Cette dissociation entre simplicité structurale et complexité fonctionnelle constitue le point de départ du projet. Comment une protéine monodomaine peut-elle déployer une telle pléiotropie ? Ces activités reposent-elles sur une surface multifonctionnelle unique ou sur des régions structurales distinctes ? Peut-on identifier des modules responsables de fonctions spécifiques et les miniaturiser sans perte d'efficacité ?
Nous posons que REG3A agit comme une plateforme structurale multifonctionnelle dont différentes surfaces tridimensionnelles, partiellement indépendantes du site lectinique, portent des fonctions distinctes.
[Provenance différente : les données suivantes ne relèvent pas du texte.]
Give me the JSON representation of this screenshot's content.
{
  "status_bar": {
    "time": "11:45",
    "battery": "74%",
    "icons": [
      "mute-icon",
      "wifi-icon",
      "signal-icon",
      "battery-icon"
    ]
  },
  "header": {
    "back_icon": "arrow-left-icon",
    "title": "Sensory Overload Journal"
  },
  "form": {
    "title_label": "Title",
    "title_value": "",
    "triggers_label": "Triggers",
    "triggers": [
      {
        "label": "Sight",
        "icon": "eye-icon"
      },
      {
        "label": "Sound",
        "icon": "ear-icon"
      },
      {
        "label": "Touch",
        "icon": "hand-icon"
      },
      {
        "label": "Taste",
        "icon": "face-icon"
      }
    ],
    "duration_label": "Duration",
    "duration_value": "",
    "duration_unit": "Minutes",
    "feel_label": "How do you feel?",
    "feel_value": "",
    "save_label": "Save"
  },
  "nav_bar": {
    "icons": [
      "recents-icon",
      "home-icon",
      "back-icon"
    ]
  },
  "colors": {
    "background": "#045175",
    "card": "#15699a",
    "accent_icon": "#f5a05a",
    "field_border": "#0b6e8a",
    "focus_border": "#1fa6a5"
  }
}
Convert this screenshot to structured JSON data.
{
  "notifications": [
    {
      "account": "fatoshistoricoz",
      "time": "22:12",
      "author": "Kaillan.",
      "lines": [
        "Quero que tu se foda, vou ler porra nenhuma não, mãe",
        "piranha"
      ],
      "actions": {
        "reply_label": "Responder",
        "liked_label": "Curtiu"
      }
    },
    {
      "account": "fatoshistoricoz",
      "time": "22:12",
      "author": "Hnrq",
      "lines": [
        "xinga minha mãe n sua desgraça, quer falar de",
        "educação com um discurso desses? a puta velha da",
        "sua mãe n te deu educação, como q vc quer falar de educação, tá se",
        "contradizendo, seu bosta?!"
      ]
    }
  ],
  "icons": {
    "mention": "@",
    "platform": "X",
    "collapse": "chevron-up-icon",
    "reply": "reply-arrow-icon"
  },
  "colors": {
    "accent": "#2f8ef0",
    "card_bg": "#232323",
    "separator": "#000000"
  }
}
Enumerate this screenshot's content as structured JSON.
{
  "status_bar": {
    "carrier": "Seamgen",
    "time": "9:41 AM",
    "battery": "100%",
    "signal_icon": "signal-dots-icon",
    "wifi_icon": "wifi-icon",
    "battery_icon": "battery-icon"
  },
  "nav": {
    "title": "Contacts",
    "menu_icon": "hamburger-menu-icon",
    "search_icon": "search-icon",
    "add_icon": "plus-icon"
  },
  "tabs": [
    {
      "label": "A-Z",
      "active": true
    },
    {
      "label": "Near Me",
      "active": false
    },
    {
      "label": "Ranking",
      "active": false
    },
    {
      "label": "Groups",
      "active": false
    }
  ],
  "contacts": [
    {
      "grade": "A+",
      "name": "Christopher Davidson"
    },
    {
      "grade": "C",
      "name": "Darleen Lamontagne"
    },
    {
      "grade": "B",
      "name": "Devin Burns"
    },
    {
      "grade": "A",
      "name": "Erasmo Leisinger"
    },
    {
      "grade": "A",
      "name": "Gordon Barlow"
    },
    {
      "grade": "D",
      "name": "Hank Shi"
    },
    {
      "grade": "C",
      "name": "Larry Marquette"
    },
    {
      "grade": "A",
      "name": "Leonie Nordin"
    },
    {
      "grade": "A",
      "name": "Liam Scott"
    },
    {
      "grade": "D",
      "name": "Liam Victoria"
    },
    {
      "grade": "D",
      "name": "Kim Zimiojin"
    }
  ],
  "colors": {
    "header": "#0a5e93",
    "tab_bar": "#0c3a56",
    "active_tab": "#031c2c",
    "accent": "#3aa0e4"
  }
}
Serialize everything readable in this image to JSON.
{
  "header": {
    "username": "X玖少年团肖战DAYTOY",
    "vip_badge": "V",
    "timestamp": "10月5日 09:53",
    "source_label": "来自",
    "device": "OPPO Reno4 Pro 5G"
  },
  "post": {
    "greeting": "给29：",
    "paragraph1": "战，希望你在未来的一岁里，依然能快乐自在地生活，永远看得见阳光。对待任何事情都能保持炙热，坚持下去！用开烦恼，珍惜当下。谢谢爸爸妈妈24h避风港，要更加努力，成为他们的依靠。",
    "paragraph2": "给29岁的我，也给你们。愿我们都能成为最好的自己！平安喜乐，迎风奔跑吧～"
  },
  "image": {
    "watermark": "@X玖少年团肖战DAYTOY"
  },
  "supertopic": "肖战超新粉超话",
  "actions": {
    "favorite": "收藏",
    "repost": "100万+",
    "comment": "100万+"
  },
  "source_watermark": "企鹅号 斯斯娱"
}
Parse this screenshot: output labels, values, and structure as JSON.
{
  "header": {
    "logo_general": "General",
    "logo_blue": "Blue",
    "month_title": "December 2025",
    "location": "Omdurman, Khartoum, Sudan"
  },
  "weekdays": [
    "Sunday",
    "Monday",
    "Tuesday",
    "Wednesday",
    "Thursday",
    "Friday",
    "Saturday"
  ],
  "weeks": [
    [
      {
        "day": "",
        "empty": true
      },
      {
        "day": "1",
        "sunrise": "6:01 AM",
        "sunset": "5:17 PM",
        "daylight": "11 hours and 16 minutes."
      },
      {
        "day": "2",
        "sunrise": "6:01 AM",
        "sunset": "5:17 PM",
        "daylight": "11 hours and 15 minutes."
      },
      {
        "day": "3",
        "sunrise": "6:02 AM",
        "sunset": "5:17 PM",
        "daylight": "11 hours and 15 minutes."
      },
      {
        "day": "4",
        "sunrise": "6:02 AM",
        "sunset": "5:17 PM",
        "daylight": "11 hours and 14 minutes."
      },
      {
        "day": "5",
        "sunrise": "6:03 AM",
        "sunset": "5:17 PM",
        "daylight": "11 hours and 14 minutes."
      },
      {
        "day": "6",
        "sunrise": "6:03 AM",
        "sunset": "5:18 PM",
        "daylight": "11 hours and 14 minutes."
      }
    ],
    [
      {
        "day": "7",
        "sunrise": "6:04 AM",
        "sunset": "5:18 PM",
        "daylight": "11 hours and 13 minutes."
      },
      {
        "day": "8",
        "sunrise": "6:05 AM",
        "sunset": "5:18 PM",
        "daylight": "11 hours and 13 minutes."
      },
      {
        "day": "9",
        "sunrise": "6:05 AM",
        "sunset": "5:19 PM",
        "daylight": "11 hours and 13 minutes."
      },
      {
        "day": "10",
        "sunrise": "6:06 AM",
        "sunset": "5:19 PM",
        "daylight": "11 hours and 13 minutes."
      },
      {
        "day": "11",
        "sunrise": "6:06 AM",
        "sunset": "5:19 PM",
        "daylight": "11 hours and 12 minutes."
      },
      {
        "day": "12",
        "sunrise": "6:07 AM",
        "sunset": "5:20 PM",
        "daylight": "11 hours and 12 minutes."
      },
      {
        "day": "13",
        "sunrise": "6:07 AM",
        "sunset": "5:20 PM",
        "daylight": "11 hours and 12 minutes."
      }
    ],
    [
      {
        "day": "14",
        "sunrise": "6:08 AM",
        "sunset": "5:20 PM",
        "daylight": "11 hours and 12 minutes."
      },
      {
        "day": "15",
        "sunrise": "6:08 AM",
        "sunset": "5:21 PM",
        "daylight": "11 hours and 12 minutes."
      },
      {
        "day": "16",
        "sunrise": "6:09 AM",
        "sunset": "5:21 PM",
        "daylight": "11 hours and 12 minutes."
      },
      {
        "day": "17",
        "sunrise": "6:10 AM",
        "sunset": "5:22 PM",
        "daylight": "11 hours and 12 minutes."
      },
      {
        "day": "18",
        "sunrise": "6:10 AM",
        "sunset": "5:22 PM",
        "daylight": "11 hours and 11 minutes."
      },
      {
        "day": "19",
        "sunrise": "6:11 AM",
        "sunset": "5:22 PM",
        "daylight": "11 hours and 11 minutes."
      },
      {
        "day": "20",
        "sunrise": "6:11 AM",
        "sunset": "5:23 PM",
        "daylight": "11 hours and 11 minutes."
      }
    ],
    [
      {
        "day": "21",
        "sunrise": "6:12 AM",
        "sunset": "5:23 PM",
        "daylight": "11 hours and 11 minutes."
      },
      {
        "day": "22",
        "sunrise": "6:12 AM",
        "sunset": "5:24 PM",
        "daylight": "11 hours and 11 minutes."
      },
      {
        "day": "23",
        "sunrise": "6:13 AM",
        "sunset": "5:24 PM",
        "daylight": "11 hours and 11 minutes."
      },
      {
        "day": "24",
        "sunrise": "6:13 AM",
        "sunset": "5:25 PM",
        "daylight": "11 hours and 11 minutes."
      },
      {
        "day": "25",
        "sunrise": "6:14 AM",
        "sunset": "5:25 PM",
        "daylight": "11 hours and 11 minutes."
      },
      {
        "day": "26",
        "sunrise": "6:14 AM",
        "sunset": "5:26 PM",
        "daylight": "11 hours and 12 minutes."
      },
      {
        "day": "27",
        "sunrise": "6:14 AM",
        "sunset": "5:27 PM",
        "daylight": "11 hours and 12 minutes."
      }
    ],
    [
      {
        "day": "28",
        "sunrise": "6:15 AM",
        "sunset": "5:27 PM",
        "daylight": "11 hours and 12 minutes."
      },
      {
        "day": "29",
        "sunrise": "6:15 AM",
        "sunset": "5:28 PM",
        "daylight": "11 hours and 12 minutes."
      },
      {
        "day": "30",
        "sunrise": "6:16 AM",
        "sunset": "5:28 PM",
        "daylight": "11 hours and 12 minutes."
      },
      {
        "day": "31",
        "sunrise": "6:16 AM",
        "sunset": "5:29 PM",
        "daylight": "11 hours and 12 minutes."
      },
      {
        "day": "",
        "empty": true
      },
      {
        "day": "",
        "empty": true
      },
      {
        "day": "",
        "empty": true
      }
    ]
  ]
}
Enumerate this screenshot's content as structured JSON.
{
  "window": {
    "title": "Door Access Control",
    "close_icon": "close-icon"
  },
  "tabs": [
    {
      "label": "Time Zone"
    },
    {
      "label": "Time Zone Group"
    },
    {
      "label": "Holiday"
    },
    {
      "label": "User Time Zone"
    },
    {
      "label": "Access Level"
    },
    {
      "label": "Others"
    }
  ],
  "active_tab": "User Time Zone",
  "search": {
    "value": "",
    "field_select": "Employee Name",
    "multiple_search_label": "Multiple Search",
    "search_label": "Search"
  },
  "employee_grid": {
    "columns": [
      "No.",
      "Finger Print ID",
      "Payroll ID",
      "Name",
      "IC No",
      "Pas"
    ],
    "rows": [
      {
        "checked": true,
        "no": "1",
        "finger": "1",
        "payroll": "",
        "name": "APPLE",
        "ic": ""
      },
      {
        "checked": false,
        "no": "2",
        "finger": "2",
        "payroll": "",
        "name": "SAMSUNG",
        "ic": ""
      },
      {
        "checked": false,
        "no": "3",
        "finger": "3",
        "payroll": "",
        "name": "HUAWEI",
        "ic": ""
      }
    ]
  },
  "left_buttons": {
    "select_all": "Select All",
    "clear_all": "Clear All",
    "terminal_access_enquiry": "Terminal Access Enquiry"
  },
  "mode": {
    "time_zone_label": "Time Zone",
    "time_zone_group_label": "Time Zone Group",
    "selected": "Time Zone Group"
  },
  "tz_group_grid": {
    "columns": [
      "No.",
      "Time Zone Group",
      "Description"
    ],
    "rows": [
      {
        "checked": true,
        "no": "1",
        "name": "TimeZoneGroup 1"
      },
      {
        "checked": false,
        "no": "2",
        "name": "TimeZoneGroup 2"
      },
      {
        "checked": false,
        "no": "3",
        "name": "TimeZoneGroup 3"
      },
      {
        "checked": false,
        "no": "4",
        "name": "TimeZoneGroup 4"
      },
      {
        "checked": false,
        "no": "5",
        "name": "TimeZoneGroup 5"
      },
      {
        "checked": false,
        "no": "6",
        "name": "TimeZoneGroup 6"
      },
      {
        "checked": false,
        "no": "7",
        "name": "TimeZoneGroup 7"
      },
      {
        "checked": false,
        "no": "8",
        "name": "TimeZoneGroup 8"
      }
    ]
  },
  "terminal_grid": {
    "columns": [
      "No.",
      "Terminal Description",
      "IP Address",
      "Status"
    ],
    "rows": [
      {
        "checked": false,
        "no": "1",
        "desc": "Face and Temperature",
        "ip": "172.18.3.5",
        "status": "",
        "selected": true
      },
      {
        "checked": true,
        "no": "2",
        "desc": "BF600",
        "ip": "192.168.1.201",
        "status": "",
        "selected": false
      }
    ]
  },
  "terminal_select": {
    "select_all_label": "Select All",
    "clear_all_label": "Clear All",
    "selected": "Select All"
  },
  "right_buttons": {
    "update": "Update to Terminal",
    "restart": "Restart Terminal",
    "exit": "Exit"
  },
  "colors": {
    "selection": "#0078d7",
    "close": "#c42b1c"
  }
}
Elle pourrait interagir non seulement avec des glycoconjugués microbiens, mais aussi avec des partenaires protéiques de l'hôte, modulant inflammation, stress oxydant et remodelage tissulaire. La similarité structurale avec certaines lectines de venin suggère que son architecture CRD peut servir de plateforme d'interactions protéine-protéine. L'intégrine α2β1, impliquée dans l'activation des cellules stellaires et la fibrose hépatique, sera étudiée comme modèle d'interaction récepteur-dépendante, sans constituer l'unique cible.
Le programme sur 36 mois vise à : (1) identifier les déterminants structuraux des différentes activités de REG3A ; (2) déterminer si ces fonctions sont dissociables au niveau moléculaire ; (3) concevoir et valider des modules miniaturisés capables de reproduire certaines activités, avec validation dans un modèle murin de stéatohépatite.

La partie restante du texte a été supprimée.